With a heterogenous collection of models, expensive GPUs, advanced prompting techniques, and hacky frontend tricks, we were able to build magic.
The next day, OpenAI released multimodal GPT-4, a faster GPT-4-turbo with a context window larger than Claude’s, and an entire low-code platform for building applications with them.
What had required a dozen hours of work, years of specialised knowledge, and hundreds of lines of code to make the day before, became a low-code tutorial project. It also became hundreds of times cheaper to run and maintain.
Yesterday’s cutting-edge is today’s table stakes.
And so the cycle continues, gaining momentum with every loop. Always accelerating.
One person (with a tab opened to ChatGPT) can build and launch a revolutionary product in a week. But ideas only come as quickly as synapses can fire and synapses require sleep and nutrients.
The human nervous system is now the bottleneck.
Developers can only make things when they’re working on them. Inspiration is limited by energy which is limited by ATP. Adoption is limited by human attention, which is limited by dopamine. Revenue is limited by human capacity to desire and buy new things which is limited by the amino-acid clock speed on which we compute our hedonic adaptation.
Already, our not-quite-super intelligent systems have superseded us. Silicon has outstripped carbon by compounding 1% daily improvements we can no longer match.

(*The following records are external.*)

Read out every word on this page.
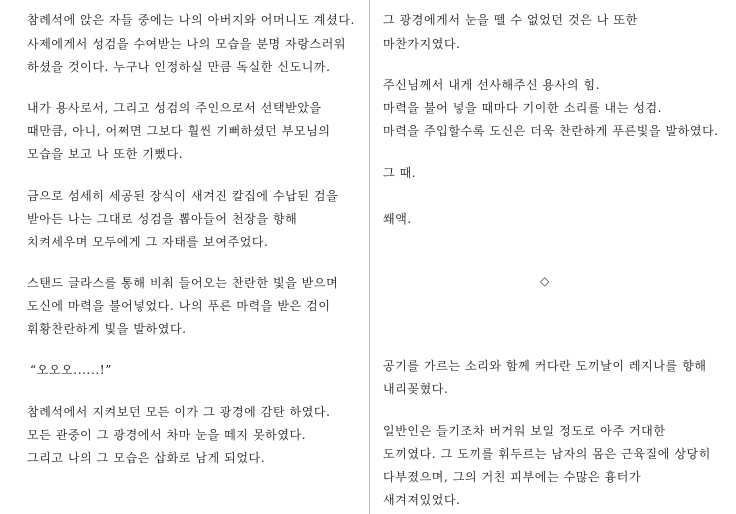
참례석에 앉은 자들 중에는 나의 아버지와 어머니도 계셨다.
사제에게서 성검을 수여받는 나의 모습을 분명 자랑스러워
하셨을 것이다. 누구나 인정하실 만큼 독실한 신도니까.
내가 용사로서, 그리고 성검의 주인으로서 선택받았을
때만큼, 아니, 어쩌면 그보다 훨씬 기뻐하셨던 부모님의
모습을 보고 나 또한 기뻤다.
금으로 섬세히 세공된 장식이 새겨진 칼집에 수납된 검을
받아든 나는 그대로 성검을 뽑아들어 천장을 향해
치켜세우며 모두에게 그 자태를 보여주었다.
스탠드 글라스를 통해 비춰 들어오는 찬란한 빛을 받으며
도신에 마력을 불어넣었다. 나의 푸른 마력을 받은 검이
휘황찬란하게 빛을 발하였다.
“오오오......!”
참례석에서 지켜보던 모든 이가 그 광경에 감탄 하였다.
모든 관중이 그 광경에서 차마 눈을 떼지 못하였다.
그리고 나의 그 모습은 삽화로 남게 되었다.
그 광경에게서 눈을 뗄 수 없었던 것은 나 또한
마찬가지였다.
주신님께서 내게 선사해주신 용사의 힘.
마력을 불어 넣을 때마다 기이한 소리를 내는 성검.
마력을 주입할수록 도신은 더욱 찬란하게 푸른빛을 발하였다.
그 때.
쐐액.
◇
공기를 가르는 소리와 함께 커다란 도끼날이 레지나를 향해
내리꽂혔다.
일반인은 들기조차 버거워 보일 정도로 아주 거대한
도끼였다. 그 도끼를 휘두르는 남자의 몸은 근육질에 상당히
다부졌으며, 그의 거친 피부에는 수많은 흉터가
새겨져있었다.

Someday soon, even OpenAI releases will no longer be rate limited by Greg Brockman and his colleagues needing to eat, sleep, and shit. And then we are truly moving.
But moving towards what?
The sci-fi nerd in me hopes it’s the techno-optimist utopia. Limitless clean energy, curing all disease, abundance of time and resources — winning the cosmic battle over entropy.
But perhaps we’re all destined to work ourselves to irrelevance trying to build our silicon successors, whilst choking on the acrid fumes of burning GPUs.
We have become death. Creators of gods.
But we yearn to create, so we keep on building.